The Religion of Confrontation: Concepts, Violence, and Scholarship

Until 20th February enjoy free access to Nancy Levene’s full article, ‘The Religion of Confrontation: Concepts, Violence, and Scholarship’, published in Vol. 133 Issue 1, Harvard Theological Review.

 

One of the challenges of working in the humanities is how best to balance learning from the scholarship of one’s precursors with sensitivity to the contemporary world and the desire for innovation. Arguments and research can fall out of date or call for amendment. Who gets to decide what is current, what no longer so? What are the modes, queries, and issues that should drive research at any given time? Students and scholars respond to these questions in their own ways. Indeed, it can seem at the very center of the work itself to observe which older claims have eerie purchase in the present, what shocking claims no longer shock, which triumphant avenues are now desolate and grown over. It is exhilarating to discover that there is no single rule for thinking. The weight of being responsible to precedent exists alongside the call to change the story—to see changes, to make them.

 

All of this makes scholarship an adventure, an apt metaphor as long as one considers what has been a righteous obsession of this scholarly present: the recognition that adventures in knowledge are hardly neutral endeavors. Such adventures have not infrequently involved presuppositions and practices that exploit, misconstrue, and wound those “others” who somehow fall outside—where they are not exotically activating—the operating principles of the quest. It is possible to say that this is now an old story. It has been over a hundred years since doubts were voiced by philosophers, philologists, historians, theologians, and social theorists about the ideal at the center of the modern humanities and social sciences: the knowledge of “man,” as it used to be called. The knowledge of human beings. Which human beings? Whose knowledge? Knowledge of what, who, why, to what end?

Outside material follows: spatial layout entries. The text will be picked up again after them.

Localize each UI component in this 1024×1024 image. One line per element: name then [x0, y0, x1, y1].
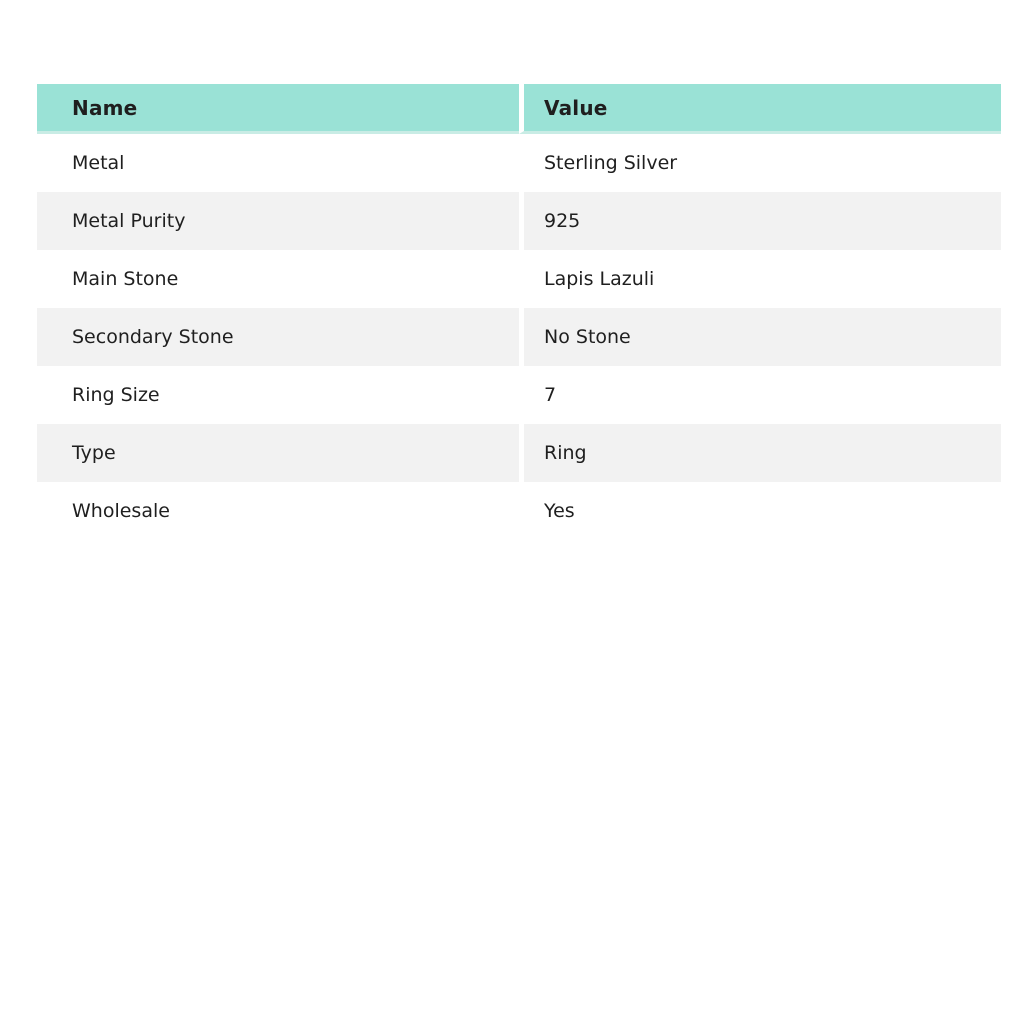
column-header-value: Value [519, 84, 1001, 134]
attribute-name-cell: Wholesale [37, 482, 519, 540]
table-row [37, 424, 1001, 482]
attribute-value-cell: No Stone [519, 308, 1001, 366]
attribute-name-cell: Ring Size [37, 366, 519, 424]
table-body [37, 134, 1001, 540]
table-row [37, 366, 1001, 424]
attribute-name-cell: Secondary Stone [37, 308, 519, 366]
attribute-value-cell: Lapis Lazuli [519, 250, 1001, 308]
attribute-value-cell: Sterling Silver [519, 134, 1001, 192]
attribute-value-cell: 7 [519, 366, 1001, 424]
product-attributes-table [37, 84, 1001, 540]
column-header-name: Name [37, 84, 519, 134]
attribute-name-cell: Metal [37, 134, 519, 192]
attribute-value-cell: Yes [519, 482, 1001, 540]
table-row [37, 308, 1001, 366]
table-header [37, 84, 1001, 134]
attribute-value-cell: Ring [519, 424, 1001, 482]
attribute-name-cell: Metal Purity [37, 192, 519, 250]
table-row [37, 134, 1001, 192]
table-row [37, 250, 1001, 308]
table-header-row [37, 84, 1001, 134]
table-row [37, 192, 1001, 250]
attribute-name-cell: Main Stone [37, 250, 519, 308]
table-row [37, 482, 1001, 540]
product-attributes-panel [37, 84, 1001, 540]
attribute-value-cell: 925 [519, 192, 1001, 250]
attribute-name-cell: Type [37, 424, 519, 482]
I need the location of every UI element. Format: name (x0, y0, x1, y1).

The stories to which these questions gesture may have begun in the past, but they are no less alive in the present.

 

What draws my interest is the relationship between precedent and innovation when the precedent is itself a moral judgement of its own precursors. It is appropriate to be wary now of depicting scholarship as adventure because of the adventures—whether undertaken or simply written about, authorized—of a class of persons one can refer to as “colonialist.” This term refers not only to political acts of colonization but also to scholarship that expresses ideas legitimating such acts and, itself blind in a way, liable to blind readers and citizens to what is actually going on. The work to get out from under colonialist modes of knowing is doubtless far from over. But there are countless questions, too: about the metaphors involved (getting out from under, surviving, exposing, rectifying), about appeals to reality, about new stories. If one’s precursors have laid down the centrality of ideology to scholarship itself, how does one change the story? This is what my essay is about in considering roads taken by two recent precursors, Jonathan Z. Smith and Edward Said, and one older one, Friedrich Nietzsche. The charge is heavy, the work is not done.